Machine Learning Application - Photo OCR
Pipeline
- Detect text
- Character segmentation
- Character classification
- (Optional) spelling correction.
Sliding Window
- Scan an image step by step to check whether object can be detected in it.
- Draw boundaries around the detected objects/characters.
- Feed these smaller images to the next step.
Character detection
- Train an algorithm which can detect when an image is a the middle of two adjoining characters.
- If it detects image as middle of the two characters, mark it as a boundary.
Artificial data synthesis
- Generate data using off the shelf fonts and other image processing techniques to mimic real world data.
- Use small real world training set, but use image processing techniques, generate more samples.
- Introduce gaussian noise or distortions to generate more samples.
- You need a low bias classifier, so that adding more samples helps.
- If you can get more real world data, that might be better use of resources than spending time on artificial data synthesis.
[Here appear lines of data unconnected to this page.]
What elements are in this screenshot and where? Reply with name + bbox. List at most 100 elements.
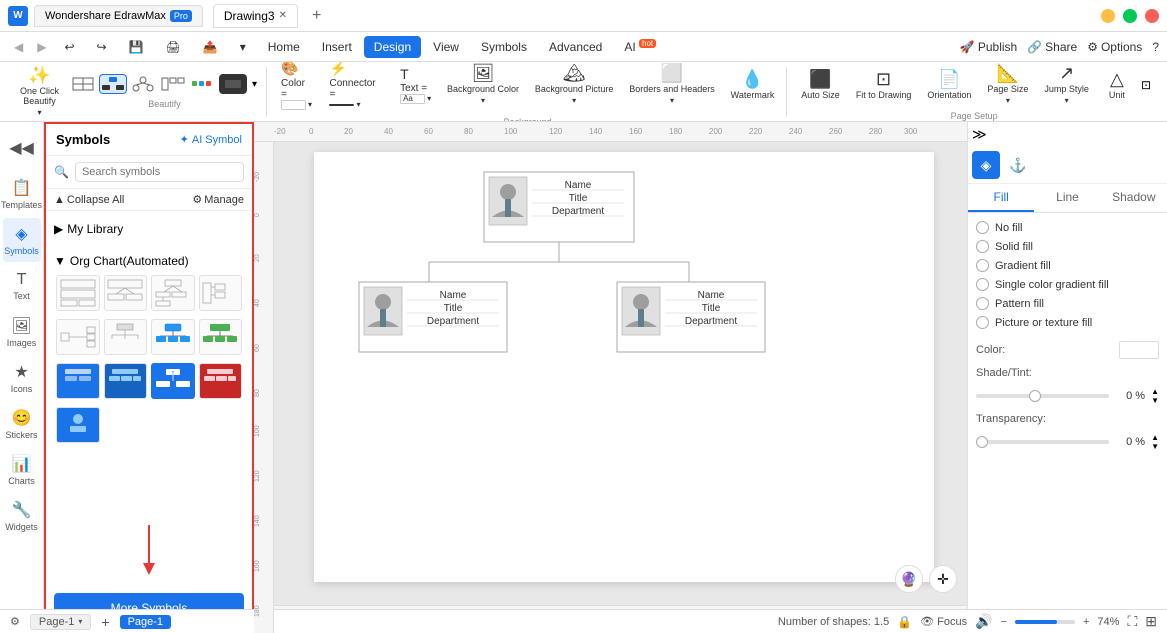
symbol-item-11[interactable]: T xyxy=(151,363,195,399)
watermark-button[interactable]: 💧 Watermark xyxy=(725,63,781,107)
nav-back-icon[interactable]: ◀ xyxy=(8,38,29,56)
sound-button[interactable]: 🔊 xyxy=(975,613,992,630)
layout-style-4[interactable] xyxy=(159,74,187,94)
borders-dropdown[interactable]: ▾ xyxy=(670,96,674,105)
layout-dropdown-button[interactable]: ▾ xyxy=(249,79,260,90)
menu-ai[interactable]: AI hot xyxy=(614,35,666,58)
layout-style-5[interactable] xyxy=(189,74,217,94)
bg-color-dropdown[interactable]: ▾ xyxy=(481,96,485,105)
one-click-beautify-button[interactable]: ✨ One ClickBeautify ▾ xyxy=(14,70,65,114)
color-swatch-box[interactable] xyxy=(1119,341,1159,359)
fill-option-none[interactable]: No fill xyxy=(976,221,1159,234)
sidebar-item-stickers[interactable]: 😊 Stickers xyxy=(3,402,41,446)
text-button[interactable]: T Text = Aa ▾ xyxy=(394,63,437,107)
magic-button[interactable]: 🔮 xyxy=(895,565,923,593)
transparency-thumb[interactable] xyxy=(976,436,988,448)
menu-design[interactable]: Design xyxy=(364,36,421,58)
symbol-item-12[interactable] xyxy=(199,363,243,399)
options-button[interactable]: ⚙ Options xyxy=(1087,40,1142,54)
move-button[interactable]: ✛ xyxy=(929,565,957,593)
save-button[interactable]: 💾 xyxy=(119,36,154,58)
symbol-item-13[interactable] xyxy=(56,407,100,443)
background-color-button[interactable]: 🎨 Color = ▾ xyxy=(275,62,319,113)
fill-option-solid[interactable]: Solid fill xyxy=(976,240,1159,253)
share-button[interactable]: 🔗 Share xyxy=(1027,40,1077,54)
fill-icon-button[interactable]: ◈ xyxy=(972,151,1000,179)
redo-button[interactable]: ↪ xyxy=(87,36,117,58)
symbol-item-4[interactable] xyxy=(199,275,243,311)
tab-shadow[interactable]: Shadow xyxy=(1101,184,1167,212)
focus-button[interactable]: 👁 Focus xyxy=(920,615,967,628)
drawing-tab[interactable]: Drawing3 ✕ xyxy=(213,4,298,28)
auto-size-button[interactable]: ⬛ Auto Size xyxy=(795,63,846,107)
page-dropdown[interactable]: ▾ xyxy=(78,617,82,626)
new-tab-button[interactable]: + xyxy=(304,3,329,29)
nav-forward-icon[interactable]: ▶ xyxy=(31,38,52,56)
borders-headers-button[interactable]: ⬜ Borders and Headers ▾ xyxy=(623,63,720,107)
transparency-slider[interactable] xyxy=(976,440,1109,444)
layout-style-6[interactable] xyxy=(219,74,247,94)
zoom-slider[interactable] xyxy=(1015,620,1075,624)
shade-slider[interactable] xyxy=(976,394,1109,398)
shade-thumb[interactable] xyxy=(1029,390,1041,402)
fill-option-pattern[interactable]: Pattern fill xyxy=(976,297,1159,310)
page-setup-collapse-button[interactable]: ⊡ xyxy=(1139,76,1153,94)
undo-button[interactable]: ↩ xyxy=(54,36,84,58)
orientation-button[interactable]: 📄 Orientation xyxy=(921,63,977,107)
menu-insert[interactable]: Insert xyxy=(312,36,362,58)
layout-style-1[interactable] xyxy=(69,74,97,94)
background-color-main-button[interactable]: 🖼 Background Color ▾ xyxy=(441,63,525,107)
jump-style-button[interactable]: ↗ Jump Style ▾ xyxy=(1038,63,1095,107)
zoom-in-button[interactable]: + xyxy=(1083,616,1089,628)
help-button[interactable]: ? xyxy=(1152,40,1159,54)
symbol-item-5[interactable] xyxy=(56,319,100,355)
symbol-item-7[interactable] xyxy=(151,319,195,355)
symbol-item-8[interactable] xyxy=(199,319,243,355)
manage-button[interactable]: ⚙ Manage xyxy=(192,193,244,206)
layout-style-3[interactable] xyxy=(129,74,157,94)
sidebar-item-widgets[interactable]: 🔧 Widgets xyxy=(3,494,41,538)
settings-button[interactable]: ⚙ xyxy=(10,615,20,628)
layout-button[interactable]: ⊞ xyxy=(1145,613,1157,630)
add-page-button[interactable]: + xyxy=(101,614,109,630)
menu-symbols[interactable]: Symbols xyxy=(471,36,537,58)
sidebar-item-images[interactable]: 🖼 Images xyxy=(3,310,41,354)
symbol-item-6[interactable] xyxy=(104,319,148,355)
transparency-arrows[interactable]: ▲ ▼ xyxy=(1151,433,1159,451)
fill-option-picture[interactable]: Picture or texture fill xyxy=(976,316,1159,329)
page-size-button[interactable]: 📐 Page Size ▾ xyxy=(981,63,1034,107)
sidebar-item-templates[interactable]: 📋 Templates xyxy=(3,172,41,216)
fill-option-gradient[interactable]: Gradient fill xyxy=(976,259,1159,272)
close-button[interactable] xyxy=(1145,9,1159,23)
fullscreen-button[interactable]: ⛶ xyxy=(1127,613,1137,630)
symbol-item-10[interactable] xyxy=(104,363,148,399)
menu-view[interactable]: View xyxy=(423,36,469,58)
sidebar-item-charts[interactable]: 📊 Charts xyxy=(3,448,41,492)
active-page-tab[interactable]: Page-1 xyxy=(120,615,171,629)
sidebar-item-text[interactable]: T Text xyxy=(3,264,41,308)
symbol-item-2[interactable] xyxy=(104,275,148,311)
symbol-item-3[interactable] xyxy=(151,275,195,311)
org-chart-header[interactable]: ▼ Org Chart(Automated) xyxy=(54,251,244,271)
maximize-button[interactable] xyxy=(1123,9,1137,23)
background-picture-button[interactable]: 🏔 Background Picture ▾ xyxy=(529,63,619,107)
tab-fill[interactable]: Fill xyxy=(968,184,1034,212)
layout-style-2[interactable] xyxy=(99,74,127,94)
shade-arrows[interactable]: ▲ ▼ xyxy=(1151,387,1159,405)
minimize-button[interactable] xyxy=(1101,9,1115,23)
bg-picture-dropdown[interactable]: ▾ xyxy=(572,96,576,105)
sidebar-item-symbols[interactable]: ◈ Symbols xyxy=(3,218,41,262)
search-input[interactable] xyxy=(75,162,244,182)
tab-close-icon[interactable]: ✕ xyxy=(279,10,287,21)
unit-button[interactable]: △ Unit xyxy=(1099,63,1135,107)
sidebar-collapse-button[interactable]: ◀◀ xyxy=(3,126,41,170)
connector-button[interactable]: ⚡ Connector = ▾ xyxy=(323,62,390,112)
anchor-icon-button[interactable]: ⚓ xyxy=(1004,151,1032,179)
zoom-out-button[interactable]: − xyxy=(1001,616,1007,628)
dropdown-arrow[interactable]: ▾ xyxy=(230,36,256,58)
app-tab[interactable]: Wondershare EdrawMax Pro xyxy=(34,5,203,27)
collapse-all-button[interactable]: ▲ Collapse All xyxy=(54,194,124,206)
ai-symbol-button[interactable]: ✦ AI Symbol xyxy=(180,133,242,146)
expand-right-button[interactable]: ≫ xyxy=(972,126,987,143)
sidebar-item-icons[interactable]: ★ Icons xyxy=(3,356,41,400)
Ceiling Analysis / How to decide which part of the pipeline to work on?
- Mimic a stage is working at 100% accuracy by using training set, but just using label output at the output of the algorithm.
- So if the label is y=1, then algorithm outputs 1, else outputs 0.
- This similar to mocking in classical programming unit testing.
- Step by step mock out each stage of the pipeline and observer the overall pipeline performance in each step.
- If the mock stage which is working at 100% efficiency does not change the overall performance by a lot, then that stage is not worth working on immediate priority.